DBEDT: Hawai’i Economy Holds Steady
Hawai’i’s economy will continue to hold stable growth over the next few years, according to the recently released fourth quarter 2015 Statistical and Economic Report by the State of Hawai’i Department of Business, Economic Development, and Tourism.
The first three quarters of 2015 showed labor market improvements and historically high levels of jobs, including civilian labor force, employment, and payroll.
DBEDT says the recent report shows a shift in the visitor marker with the strong United States dollar and weakening Japanese yen.
Arrivals from Japan have declined in 2015 by one percent through September. Japanese visitors are also spending 10.1 percent less while in the islands.
On the other hand, visitor arrivals from the U.S. West market increased 7.5 percent, and visitors expenditures from this market increased by 6.9 percent.
“We are pleased that Virgin American started a new daily flight from San Francisco to Honolulu on Nov. 2 and will start a daily flight from San Francisco to Kahului on Dec. 3 this year,” said DBEDT Director Luis P. Salaveria. “This will bring more West Coast visitors to our state and offset the decline in Japanese visitors. This news and the continued growth in our local job market are positive trends in our state’s economy.”
The projected number of visitor arrivals in 2015 is unchanged, according to DBEDT calculations. Projections for 2016 through 2018, however, is slightly increased compared to the projection completed in August.
“From the passenger count data DBEDT collects on a daily basis, passengers increased from 4.1 percent for October and 4.8 percent for the first two weeks of November,” said Dr. Eugene Tian, Economic Researcher Administrator. “With an increase of 3.9 percent in scheduled air seats to Hawai’i for the fourth quarter, we are confident that 2015 will be a record year for visitor arrivals.”
Total expenditures are expected to be $15.4 billion, a notch lower than the previous quarterly report that listed $15.5 billion. The change is reportedly due to the decrease in Japanese daily visitor spending.
Air seats are projected to increase by 2.6 percent during the first quarter of 2016, and a stable 1.7 to 1.8 percent visitor arrival increase is expected over the next few years.
Throughout Hawai’i, a total of 8,100 non-agricultural payroll jobs were added during the first nine-months of 2015. Of that number, retail trade added 1,700, healthcare and social services added another 1,700, professional and business services added 1,600, food services and drinking places added 1,500, and construction added an additional 1,100 jobs. During the same time period, federal and state government lost 500 and 800 jobs, respectively.

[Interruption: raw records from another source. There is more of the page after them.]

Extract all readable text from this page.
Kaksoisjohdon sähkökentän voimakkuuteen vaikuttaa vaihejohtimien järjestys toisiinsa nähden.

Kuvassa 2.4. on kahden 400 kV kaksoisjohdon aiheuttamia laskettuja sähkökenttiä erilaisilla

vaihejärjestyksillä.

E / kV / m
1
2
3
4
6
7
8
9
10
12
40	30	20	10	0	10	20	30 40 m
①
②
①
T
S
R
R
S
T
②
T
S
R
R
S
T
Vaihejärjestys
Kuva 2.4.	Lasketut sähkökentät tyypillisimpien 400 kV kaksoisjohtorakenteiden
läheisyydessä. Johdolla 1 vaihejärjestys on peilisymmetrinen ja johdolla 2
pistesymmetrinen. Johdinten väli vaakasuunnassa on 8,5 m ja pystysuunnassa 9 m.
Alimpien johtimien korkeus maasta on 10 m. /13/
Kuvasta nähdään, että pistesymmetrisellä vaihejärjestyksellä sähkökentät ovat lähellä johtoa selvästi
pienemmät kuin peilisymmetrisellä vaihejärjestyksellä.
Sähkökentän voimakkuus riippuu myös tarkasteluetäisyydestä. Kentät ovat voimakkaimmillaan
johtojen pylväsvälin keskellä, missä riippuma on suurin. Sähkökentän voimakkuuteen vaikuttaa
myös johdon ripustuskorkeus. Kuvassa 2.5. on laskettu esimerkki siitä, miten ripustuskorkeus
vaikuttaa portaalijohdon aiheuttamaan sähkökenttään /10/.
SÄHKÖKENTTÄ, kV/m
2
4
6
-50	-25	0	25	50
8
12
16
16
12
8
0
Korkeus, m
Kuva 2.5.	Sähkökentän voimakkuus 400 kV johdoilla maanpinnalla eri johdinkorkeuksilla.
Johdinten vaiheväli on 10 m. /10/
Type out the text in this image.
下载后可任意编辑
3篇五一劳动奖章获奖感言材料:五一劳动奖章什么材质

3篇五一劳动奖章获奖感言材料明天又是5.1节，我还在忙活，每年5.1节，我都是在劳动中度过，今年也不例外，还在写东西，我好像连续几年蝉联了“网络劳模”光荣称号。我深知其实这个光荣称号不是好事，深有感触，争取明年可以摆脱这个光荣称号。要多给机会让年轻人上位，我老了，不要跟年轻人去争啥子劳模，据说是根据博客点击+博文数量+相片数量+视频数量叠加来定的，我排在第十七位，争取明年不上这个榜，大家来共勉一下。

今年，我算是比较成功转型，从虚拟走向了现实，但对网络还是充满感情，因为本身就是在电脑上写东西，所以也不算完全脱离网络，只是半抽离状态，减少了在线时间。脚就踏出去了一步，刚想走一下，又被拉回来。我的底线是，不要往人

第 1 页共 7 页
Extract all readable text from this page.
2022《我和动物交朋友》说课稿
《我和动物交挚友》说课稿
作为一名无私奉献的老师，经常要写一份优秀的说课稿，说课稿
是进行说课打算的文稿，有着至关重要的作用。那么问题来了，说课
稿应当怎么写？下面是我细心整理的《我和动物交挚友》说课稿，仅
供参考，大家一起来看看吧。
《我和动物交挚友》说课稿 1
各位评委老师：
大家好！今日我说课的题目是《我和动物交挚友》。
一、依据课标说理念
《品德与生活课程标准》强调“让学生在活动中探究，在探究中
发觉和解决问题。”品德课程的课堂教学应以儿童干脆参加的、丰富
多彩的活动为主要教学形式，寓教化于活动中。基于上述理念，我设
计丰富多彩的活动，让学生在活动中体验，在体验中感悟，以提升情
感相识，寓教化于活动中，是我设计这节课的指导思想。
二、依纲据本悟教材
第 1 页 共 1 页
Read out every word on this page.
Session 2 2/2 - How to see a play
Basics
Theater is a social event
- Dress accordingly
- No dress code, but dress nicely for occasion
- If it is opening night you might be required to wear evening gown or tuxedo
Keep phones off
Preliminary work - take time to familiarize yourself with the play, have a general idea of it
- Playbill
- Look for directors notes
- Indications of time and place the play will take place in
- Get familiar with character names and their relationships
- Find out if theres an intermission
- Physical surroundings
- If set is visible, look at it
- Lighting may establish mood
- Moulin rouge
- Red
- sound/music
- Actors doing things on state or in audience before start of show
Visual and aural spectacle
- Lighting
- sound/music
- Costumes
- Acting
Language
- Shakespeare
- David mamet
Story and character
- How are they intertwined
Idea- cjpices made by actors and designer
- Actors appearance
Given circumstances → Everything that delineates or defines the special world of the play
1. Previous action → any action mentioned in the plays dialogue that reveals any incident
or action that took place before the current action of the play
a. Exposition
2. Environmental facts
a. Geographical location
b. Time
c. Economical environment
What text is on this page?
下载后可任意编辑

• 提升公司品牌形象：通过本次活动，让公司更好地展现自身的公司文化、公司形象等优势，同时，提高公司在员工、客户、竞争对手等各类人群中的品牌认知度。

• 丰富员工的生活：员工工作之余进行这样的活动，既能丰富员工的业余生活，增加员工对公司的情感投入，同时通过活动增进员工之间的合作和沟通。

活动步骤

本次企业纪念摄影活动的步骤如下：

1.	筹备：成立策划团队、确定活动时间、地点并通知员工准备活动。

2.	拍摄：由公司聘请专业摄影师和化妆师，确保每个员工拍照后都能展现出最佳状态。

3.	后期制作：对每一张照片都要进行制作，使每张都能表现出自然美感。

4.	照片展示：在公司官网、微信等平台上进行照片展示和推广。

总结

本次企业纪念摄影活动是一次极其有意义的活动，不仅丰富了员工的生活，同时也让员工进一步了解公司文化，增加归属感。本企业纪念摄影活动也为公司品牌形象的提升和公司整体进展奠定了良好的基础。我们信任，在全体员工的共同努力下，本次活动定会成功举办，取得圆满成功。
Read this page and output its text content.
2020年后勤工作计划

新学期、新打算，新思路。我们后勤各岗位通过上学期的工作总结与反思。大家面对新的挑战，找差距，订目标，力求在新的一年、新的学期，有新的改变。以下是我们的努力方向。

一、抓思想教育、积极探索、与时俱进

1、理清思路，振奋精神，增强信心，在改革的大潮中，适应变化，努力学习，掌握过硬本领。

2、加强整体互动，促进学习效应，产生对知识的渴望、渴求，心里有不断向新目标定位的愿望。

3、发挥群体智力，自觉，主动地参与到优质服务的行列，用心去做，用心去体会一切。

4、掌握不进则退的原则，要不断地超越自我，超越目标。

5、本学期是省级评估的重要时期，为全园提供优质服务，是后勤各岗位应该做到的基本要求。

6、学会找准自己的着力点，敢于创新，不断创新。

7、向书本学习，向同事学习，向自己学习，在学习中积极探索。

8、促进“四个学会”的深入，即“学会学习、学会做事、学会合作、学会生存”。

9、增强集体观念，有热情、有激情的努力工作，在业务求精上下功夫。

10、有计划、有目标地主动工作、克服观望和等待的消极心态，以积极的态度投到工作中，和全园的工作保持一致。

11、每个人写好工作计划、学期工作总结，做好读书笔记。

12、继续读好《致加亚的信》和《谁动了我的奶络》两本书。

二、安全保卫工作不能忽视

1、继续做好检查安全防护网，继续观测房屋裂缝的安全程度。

During the first nine months of 2015, Hawai’i’s unemployment rate was ranked eighth lowest in the nation at 3.9 percent.
Unemployment rates for all counties fell below five percent and the gaps between neighbor island counties and Honolulu have continued to decline. On the Big Island, the unemployment rate was 4.8 percent.
DBEDT expects that non-agriculture payroll jobs will increase by 1.3 percent in 2015, a slightly higher projection that the August quarterly report. In addition, DBEDT projects that the unemployment rate will also drop to 3.8 percent.
Unemployment claims have declined by 17.9 percent in 2015, as of the first week in November and compared to the same time period in 2014.
The construction industry continues to boom with the value of private building permits issued during the first nine months of 2015 increasing by 28.7 percent, as compared with the same period a year ago.
Construction jobs have increased by 3.5 percent during the first nine months of 2015.
Hawai’i’s economic growth rate for 2015 has been revised by DBEDT to 2 percent from the 1.9 percent that was projected last quarter.
The economic growth rate projected in August for the coming year through 2018 holds still at 2.3 to 2.4 percent.
Statewide growth rates are slightly lower than the U.S. economic growth rates of 2.4 percent for 2015 and 2.6 percent for 2016.
Hawai’i’s economic growth rates have been below the U.S. rates since 2012 and it’s a trend that’s expected to stay for the next few years.